Wat in de hele bundel opvalt is dat Beurskens niet de meest lichtvoetige thema’s kiest. Angst en dood komen in soorten en maten voorbij. Met daarnaast een flinke dosis verloren, of erger nog, onbeantwoorde liefde. En waarom ook niet. De literatuur ontleent er sinds mensenheugenis haar bestaansrecht en urgentie aan. Zo ook het aandeel dat Beurskens levert en de afgelopen jaren al leverde. Zijn bundeling verzamelde gedichten, die in 1998 eveneens bij Meulenhoff verscheen, kreeg al de titel Bange natuur mee, kennelijk een typering die past bij wat hij in pakweg twintig jaar publiceerde. Met Eigenlijk heb je alles al trekt hij die lijn door.
Een nuchtere, soms laconieke toon, gecombineerd met de scherpte van denken die Beurskens aan de dag legt, behoedt zijn gedichten voor een topzwaar wegzinken in zwaarmoedigheid en en dat levert boeiende en soms regelrecht mooie poëzie op. Zoals deze zinnen uit ‘Naar boven, meneer?’: ‘Dit wil ik niet langer: elk verlangen maakt banger, / alsof het telkens dit bang zijn zelf is dat verlangen wil.’ Wel legt dit gedicht meteen ook de valkuil bloot die onder het eerder genoemde ‘denkerige karakter’ schuilgaat. Want even verderop gaat de zeggingskracht van de vorm onder de al te uitgesproken gedachte lijden: ‘Nee, het wonder slaat geen wonde maar het laat voor / zijn weer verdwijnen een voor altijd schrijnen na.’ De binnenrijm ligt er hier dik bovenop en de woordkeuze lijkt meer ingegeven door de inhoud dan door de talige intenties. En dat wordt nog erger wanneer Beurskens afsluit met een vraag en antwoord die elkaar in tenenkrommendheid naar de kroon steken: ‘Waarom het ons niet vernielt en op slag verteert? / Omdat ons begeren het wonder zelf bezielt en eert.’
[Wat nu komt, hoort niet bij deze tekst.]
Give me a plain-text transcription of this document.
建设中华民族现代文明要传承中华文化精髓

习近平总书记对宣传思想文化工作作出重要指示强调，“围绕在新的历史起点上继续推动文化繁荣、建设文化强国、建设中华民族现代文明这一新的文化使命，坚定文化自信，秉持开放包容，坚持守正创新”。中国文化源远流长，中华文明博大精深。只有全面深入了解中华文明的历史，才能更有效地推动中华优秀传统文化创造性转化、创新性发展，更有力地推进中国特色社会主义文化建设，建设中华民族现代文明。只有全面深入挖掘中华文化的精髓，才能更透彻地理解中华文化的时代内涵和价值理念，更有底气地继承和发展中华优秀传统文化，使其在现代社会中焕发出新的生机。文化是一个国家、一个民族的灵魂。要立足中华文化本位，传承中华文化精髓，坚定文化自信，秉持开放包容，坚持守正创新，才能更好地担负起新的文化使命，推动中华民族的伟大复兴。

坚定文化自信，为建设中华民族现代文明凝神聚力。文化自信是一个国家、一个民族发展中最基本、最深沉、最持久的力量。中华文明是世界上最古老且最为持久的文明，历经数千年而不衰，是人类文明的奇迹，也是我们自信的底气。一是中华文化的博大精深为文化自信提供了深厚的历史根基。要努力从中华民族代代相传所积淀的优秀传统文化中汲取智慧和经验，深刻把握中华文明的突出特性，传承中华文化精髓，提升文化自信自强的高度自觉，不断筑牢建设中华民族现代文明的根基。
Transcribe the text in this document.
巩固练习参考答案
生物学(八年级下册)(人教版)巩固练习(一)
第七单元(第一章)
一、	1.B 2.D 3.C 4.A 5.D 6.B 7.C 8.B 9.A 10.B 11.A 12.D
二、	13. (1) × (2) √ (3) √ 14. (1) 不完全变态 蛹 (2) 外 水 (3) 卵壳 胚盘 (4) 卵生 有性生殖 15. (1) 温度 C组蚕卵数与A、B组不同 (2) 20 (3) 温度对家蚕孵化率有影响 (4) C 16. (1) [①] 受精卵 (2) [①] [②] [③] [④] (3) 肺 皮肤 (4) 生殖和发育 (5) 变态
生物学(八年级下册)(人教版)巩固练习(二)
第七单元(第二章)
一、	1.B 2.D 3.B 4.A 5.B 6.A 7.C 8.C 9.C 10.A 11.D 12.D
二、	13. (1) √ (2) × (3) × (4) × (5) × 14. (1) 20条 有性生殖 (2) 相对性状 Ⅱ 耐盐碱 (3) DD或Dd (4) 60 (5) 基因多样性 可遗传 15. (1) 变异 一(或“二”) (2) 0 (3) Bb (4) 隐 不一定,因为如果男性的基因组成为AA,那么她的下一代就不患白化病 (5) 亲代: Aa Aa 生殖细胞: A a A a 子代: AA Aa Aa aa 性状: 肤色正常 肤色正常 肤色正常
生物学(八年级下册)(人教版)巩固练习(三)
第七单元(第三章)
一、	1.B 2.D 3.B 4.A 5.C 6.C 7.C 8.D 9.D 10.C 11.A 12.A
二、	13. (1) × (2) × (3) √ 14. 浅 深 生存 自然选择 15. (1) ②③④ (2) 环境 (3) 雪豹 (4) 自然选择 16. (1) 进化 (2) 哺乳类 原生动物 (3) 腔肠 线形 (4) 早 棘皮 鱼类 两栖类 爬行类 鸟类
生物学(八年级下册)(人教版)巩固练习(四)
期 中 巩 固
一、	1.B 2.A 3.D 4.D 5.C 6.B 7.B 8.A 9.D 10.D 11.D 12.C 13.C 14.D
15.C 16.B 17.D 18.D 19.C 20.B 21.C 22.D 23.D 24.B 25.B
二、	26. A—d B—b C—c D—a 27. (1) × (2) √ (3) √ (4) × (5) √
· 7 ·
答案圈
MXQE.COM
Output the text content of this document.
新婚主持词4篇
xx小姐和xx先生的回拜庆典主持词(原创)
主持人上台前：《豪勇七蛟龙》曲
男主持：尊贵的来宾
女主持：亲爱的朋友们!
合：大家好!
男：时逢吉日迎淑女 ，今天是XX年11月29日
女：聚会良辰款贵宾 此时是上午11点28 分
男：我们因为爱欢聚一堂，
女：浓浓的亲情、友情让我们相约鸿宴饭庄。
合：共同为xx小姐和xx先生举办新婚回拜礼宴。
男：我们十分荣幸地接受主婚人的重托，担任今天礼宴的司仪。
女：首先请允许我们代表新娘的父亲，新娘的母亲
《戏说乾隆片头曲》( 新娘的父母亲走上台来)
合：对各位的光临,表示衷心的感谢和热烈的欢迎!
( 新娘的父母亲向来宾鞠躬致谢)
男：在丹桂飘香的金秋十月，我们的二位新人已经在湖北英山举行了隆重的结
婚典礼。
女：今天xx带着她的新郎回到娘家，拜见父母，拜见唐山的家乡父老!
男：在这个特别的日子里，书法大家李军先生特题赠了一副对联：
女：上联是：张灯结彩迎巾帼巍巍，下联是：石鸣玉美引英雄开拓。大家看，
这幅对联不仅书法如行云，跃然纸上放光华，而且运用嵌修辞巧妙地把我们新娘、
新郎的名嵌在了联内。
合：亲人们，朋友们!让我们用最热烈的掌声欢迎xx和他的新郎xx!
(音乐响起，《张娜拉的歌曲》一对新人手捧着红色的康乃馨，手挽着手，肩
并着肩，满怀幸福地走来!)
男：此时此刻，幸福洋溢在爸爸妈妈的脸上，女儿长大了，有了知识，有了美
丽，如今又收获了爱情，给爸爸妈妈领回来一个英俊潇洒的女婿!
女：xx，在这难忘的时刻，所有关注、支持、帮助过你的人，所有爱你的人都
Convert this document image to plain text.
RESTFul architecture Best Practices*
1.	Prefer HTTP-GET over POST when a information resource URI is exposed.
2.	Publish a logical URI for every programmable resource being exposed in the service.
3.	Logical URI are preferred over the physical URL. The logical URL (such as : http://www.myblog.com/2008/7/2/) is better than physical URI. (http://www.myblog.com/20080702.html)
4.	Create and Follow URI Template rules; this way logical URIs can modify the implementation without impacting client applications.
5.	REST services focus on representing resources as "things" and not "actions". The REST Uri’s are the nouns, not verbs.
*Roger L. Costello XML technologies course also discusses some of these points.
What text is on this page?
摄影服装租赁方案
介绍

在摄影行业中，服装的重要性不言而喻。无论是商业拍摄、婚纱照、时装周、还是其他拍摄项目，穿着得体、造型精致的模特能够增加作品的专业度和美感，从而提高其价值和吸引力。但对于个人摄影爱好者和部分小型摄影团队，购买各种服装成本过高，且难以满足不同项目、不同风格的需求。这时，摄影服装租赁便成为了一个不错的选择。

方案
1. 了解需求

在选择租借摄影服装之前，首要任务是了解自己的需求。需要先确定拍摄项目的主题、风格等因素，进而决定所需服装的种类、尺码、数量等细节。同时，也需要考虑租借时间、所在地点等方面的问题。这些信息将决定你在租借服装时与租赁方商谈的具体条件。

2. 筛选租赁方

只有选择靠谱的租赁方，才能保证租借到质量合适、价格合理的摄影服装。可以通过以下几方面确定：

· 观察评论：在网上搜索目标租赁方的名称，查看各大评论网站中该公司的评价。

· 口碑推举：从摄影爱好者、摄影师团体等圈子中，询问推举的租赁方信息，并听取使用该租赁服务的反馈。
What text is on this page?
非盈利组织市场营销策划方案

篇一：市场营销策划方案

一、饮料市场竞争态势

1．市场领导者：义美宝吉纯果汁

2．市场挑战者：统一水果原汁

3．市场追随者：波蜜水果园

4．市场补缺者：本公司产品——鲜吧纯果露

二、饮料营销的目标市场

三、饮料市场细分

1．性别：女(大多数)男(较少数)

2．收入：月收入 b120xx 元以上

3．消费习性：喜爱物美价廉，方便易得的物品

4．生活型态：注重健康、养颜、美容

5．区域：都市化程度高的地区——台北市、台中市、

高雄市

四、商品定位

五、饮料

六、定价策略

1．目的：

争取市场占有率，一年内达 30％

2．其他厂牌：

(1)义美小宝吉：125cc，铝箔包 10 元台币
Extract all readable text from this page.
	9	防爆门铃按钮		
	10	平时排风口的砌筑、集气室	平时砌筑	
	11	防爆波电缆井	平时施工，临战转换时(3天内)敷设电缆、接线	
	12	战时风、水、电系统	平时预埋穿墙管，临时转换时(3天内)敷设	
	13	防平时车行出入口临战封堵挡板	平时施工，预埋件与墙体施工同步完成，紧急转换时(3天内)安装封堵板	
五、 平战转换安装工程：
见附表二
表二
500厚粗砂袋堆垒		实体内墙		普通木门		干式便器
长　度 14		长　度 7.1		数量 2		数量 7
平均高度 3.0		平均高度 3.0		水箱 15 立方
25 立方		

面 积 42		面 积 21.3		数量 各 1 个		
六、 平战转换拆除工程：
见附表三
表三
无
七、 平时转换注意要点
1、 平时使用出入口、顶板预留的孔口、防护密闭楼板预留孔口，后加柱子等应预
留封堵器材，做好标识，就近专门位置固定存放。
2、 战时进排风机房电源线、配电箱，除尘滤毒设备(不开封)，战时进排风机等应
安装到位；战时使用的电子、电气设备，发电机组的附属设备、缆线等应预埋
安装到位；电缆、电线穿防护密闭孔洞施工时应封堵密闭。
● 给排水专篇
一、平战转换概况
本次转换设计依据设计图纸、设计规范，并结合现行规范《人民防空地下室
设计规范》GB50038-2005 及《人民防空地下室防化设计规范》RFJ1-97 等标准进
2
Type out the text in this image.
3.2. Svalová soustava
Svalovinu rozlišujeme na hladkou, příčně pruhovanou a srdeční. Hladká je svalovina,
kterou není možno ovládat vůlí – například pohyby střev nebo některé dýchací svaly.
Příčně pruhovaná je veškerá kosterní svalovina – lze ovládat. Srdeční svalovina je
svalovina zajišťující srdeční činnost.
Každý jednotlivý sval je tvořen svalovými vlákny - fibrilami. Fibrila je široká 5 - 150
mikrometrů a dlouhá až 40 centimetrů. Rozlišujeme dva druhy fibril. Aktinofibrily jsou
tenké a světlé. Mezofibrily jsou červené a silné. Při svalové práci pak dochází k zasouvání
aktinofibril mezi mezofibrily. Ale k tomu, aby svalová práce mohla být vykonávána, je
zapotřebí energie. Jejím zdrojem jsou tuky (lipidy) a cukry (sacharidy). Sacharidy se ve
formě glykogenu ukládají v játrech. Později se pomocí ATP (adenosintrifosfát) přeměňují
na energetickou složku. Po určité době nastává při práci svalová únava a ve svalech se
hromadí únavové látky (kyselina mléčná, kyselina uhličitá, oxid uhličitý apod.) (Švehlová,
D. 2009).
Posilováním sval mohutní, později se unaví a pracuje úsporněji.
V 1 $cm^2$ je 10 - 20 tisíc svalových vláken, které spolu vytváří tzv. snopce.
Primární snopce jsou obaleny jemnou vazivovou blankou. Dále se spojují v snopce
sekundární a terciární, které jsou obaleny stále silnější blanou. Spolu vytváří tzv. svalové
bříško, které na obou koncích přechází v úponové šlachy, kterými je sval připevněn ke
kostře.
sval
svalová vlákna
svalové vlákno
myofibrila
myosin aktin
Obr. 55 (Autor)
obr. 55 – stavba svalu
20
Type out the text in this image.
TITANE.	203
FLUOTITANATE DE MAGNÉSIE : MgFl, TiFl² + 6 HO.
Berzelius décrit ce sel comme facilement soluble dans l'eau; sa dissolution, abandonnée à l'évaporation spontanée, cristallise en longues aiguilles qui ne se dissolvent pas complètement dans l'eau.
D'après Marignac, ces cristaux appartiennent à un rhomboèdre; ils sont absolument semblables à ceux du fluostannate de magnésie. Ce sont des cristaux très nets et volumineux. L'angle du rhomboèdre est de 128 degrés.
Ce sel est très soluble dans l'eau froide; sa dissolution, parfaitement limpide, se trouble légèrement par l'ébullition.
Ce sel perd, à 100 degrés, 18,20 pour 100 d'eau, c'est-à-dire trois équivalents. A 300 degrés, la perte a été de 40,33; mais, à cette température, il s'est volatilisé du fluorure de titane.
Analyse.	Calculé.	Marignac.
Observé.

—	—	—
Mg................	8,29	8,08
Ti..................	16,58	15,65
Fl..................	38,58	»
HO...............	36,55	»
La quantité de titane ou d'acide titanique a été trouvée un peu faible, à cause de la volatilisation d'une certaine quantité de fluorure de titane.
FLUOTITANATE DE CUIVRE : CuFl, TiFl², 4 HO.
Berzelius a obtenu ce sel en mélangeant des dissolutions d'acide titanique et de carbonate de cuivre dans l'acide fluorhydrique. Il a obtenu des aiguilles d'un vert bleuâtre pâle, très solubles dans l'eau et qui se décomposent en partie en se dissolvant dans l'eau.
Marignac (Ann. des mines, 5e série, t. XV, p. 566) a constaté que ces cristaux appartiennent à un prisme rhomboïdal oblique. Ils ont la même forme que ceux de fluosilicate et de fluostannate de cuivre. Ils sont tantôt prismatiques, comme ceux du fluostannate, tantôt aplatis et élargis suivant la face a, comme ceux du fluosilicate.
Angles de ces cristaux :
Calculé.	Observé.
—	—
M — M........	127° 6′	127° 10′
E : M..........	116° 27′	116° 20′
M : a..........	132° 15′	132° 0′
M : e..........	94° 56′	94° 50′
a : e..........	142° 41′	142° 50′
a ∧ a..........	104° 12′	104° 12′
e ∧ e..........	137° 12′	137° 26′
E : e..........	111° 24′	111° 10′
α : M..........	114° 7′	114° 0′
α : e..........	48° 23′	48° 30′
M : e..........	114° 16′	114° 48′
Op andere plaatsen vindt Beurskens gelukkig wel de vorm die zijn gedachten recht doet en die toch voldoende ruimte laat voor de autonome wil van zijn poezië. Juist dit vermogen te balanceren op de evenwichtsbalk tussen vorm en betekenis typeert veel van wat deze bundel aanreikt. Beurskens is niet voor niets een dichter die al jaren meegaat in het circuit. Hij sleepte diverse literaire prijzen in de wacht en bewijst ook in zijn jongste werk zijn meesterschap. Luister naar wat deze patiënt vanuit zijn ziekenhuisbed mijmert in ‘Na de chirurgie’:
meisjesgesprek over verliefd zijn en verloofd. Ik
lag en zag en dacht volstrekt pijnvrij dat het goed
was zo. Het besef dat mijn dood zou zijn zoals ik
zelf die middag moest zijn geweest zonder mijzelf
erbij maakte me zo volkomen onsentimenteel blij
(…)
De emotionele afstand die de dichter hier tegenover zichzelf en zijn eigen dood in acht neemt, geeft je als lezer ademruimte. Te meer omdat Beurskens overwegend zonder veel poespas dicht. Zijn verzen lezen zich als uitwaaierende zinnen waarin concrete beelden en associaties in elkaar overlopen en uit elkaar voortvloeien. Interessant is verder hoe de dichter bij herhaling toont dat de schilderkunst hem inspireert en aanzet tot schrijven. Andersom is ook het geval, want Beurskens is tevens actief als beeldend kunstenaar. En dat levert mooie ‘cross-overs’ op. In deze categorie is het gedicht ‘Kleine jongens’ wat mij betreft een hoogtepunt.
(…)
Ik zie de tekening nu ook en uit de diepte van zijn dal klinkt
een populierenruisend kiezelbeekgemurmeld vogellied. Er
zijn twee bergen, noteert Paul Klee – 24 jaar -, op die is het
licht en klaar, die van de dieren en die van de goden, met
ertussen het schemerdal der mensen, en – 41 – volkomen
onvatbaar ben ik, want net zozeer woon ik bij de doden
als bij de ongeborenen, en hij tekent – 60 – met stijfselverf
-als is hij 6– ‘stelzich ein bleib tallein’, een blauwe struik
met een kind alleen dat iedereen van ons zou kunnen zijn.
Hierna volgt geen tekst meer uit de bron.